1H NMR spectra recorded by single pulses are dominated by resonances from the MBG surface, encompassing two distinct pools of physisorbed water molecules: a main population of mobile species and a minor ensemble that is more strongly surface bound; their precise amounts are difficult to quantify and depend on the overall surface hydration level. The MBG surface is also rich in SiOH moieties that exhibit variable degrees of H-bonding, distinguished by their 1H chemical shifts, where three coexisting proton species were identified: those of (i) “isolated silanols” devoid of H-bonding and those experiencing (ii) weak and (iii) strong H-bonding. Their relative abundances depend on the MBG-surface hydration level, where weakly H-bonded SiOH groups are most common at surfaces of the Ca-poor (pristine) S90/S85 MBGs and their MBG-τSBF counterparts resulting from extended SBF-soaking periods beyond 24 h. For short SBF-exposure intervals within a few hours, on the other hand, a higher surface hydration level is manifested by both the (near) absence of isolated SiOH groups and an overall resonance broadening. Protons of the strongest H-bonded motifs, such as SiOH···–OSi, are only observed in the fragmented silicate networks of the Ca-rich—and thereby most hydrophilic—S58 MBG surface and its SBF-soaked counterparts. 2Q–1Q correlation 1H NMR experiments revealed predominantly autocorrelations among the H-bonded SiOH/H2O moieties, as well as between pairs of isolated silanols.

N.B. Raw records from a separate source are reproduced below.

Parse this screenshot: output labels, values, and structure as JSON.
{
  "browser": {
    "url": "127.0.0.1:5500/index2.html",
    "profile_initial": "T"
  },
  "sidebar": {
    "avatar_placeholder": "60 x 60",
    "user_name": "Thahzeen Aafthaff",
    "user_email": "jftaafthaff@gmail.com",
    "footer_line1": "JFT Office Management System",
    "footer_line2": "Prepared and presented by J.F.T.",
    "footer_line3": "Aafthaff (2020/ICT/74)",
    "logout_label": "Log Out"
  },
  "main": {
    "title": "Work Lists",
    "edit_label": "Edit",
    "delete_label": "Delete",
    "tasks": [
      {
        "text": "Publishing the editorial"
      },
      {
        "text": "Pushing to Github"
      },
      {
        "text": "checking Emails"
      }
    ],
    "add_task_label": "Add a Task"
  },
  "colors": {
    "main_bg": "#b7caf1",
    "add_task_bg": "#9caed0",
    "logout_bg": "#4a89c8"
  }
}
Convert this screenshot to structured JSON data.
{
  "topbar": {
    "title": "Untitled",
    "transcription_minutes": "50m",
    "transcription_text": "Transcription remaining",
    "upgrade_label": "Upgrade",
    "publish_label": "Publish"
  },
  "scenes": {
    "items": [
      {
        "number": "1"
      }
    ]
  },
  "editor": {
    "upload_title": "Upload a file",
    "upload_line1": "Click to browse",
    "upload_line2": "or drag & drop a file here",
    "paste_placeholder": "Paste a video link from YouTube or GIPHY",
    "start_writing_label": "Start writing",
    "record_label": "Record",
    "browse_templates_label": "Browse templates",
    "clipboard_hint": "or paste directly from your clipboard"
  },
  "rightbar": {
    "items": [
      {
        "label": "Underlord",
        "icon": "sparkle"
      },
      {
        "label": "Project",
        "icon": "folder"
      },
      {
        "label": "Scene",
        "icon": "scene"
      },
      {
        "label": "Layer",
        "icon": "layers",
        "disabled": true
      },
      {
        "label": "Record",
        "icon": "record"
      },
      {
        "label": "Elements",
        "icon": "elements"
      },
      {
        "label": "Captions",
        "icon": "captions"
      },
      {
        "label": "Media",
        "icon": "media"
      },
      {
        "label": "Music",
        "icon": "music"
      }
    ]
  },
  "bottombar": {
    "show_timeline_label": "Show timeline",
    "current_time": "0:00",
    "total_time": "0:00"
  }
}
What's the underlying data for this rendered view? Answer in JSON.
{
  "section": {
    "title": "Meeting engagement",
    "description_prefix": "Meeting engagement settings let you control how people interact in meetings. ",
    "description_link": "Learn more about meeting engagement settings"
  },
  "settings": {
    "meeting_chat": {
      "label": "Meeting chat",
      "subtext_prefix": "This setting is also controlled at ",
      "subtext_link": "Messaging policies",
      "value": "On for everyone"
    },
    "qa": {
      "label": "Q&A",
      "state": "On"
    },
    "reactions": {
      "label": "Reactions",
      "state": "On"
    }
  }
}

In directly excited 1H NMR spectra, resonances from the minor ACP/HCA components are generally swamped by those from their MBG counterparts. Nevertheless, over days of SBF soaking, the HCA-characteristic OH signal (≈0 ppm) is clearly discernible. Its intensity grows concomitantly with the soaking period and the P content of the (pristine) MBG, i.e., along the series S90 < S85 < S58, thereby corroborating the HCA-formation trends deduced by 31P NMR from the same specimens.[42] Yet, an accurate probing of the minor H speciations of the biomimetic ACP/HCA components of the MBG-τSBF specimens is best performed with heteronuclear 1H→31P CPMAS-based experimentation, which revealed distinctly different 1H reservoirs of the amorphous and crystalline phosphate portions: the latter comprises solely OH groups, whereas ACP incorporates water and acidic protons of HPO42– anions. Besides the strong P–OH contacts within HPO42– species, 2D HETCOR NMR revealed contacts between “nonapatitic” PO43– ions and water molecules. Hence, in accordance with mineralization studies employing direct HCA precipitation from solution,[8,56−58] the ACP phase initially formed at the MBG surface in SBF comprises H2O, PO43–, and HPO42– species (besides Ca2+ and CO32– ions[27]). A minor ordering of ACP was observed after 30 days of MBG exposure to SBF relative to that after 4 h, as witnessed by slightly better resolved 1H NMR signals from the H2O and HPO42– species.

Whenever the primary focus is on the 1H environments of the biomimetic phosphate layer, we stress the advantages of using the 1H-detected diffCP-MAS experimental protocol of ref (17) relative to either a full 2D HETCOR NMR acquisition or time-consuming 31P → 1H CPMAS.[14,85,86] Surprisingly, the utility of this technique appears to be overlooked in the community. Besides that 1H–31P diffCP-MAS NMR experimentation offers more rapid NMR acquisitions than single-pulse 31P NMR, we also demonstrated that it is a more sensitive tool for detecting the onset of HCA formation, notably so from P-bearing (M)BGs at short SBF-exposure periods, where the 31P resonances of the glass overlap with those from the biomimetic phases, thereby increasing the net peakwidth and obscuring the narrow but very weak NMR signal from HCA.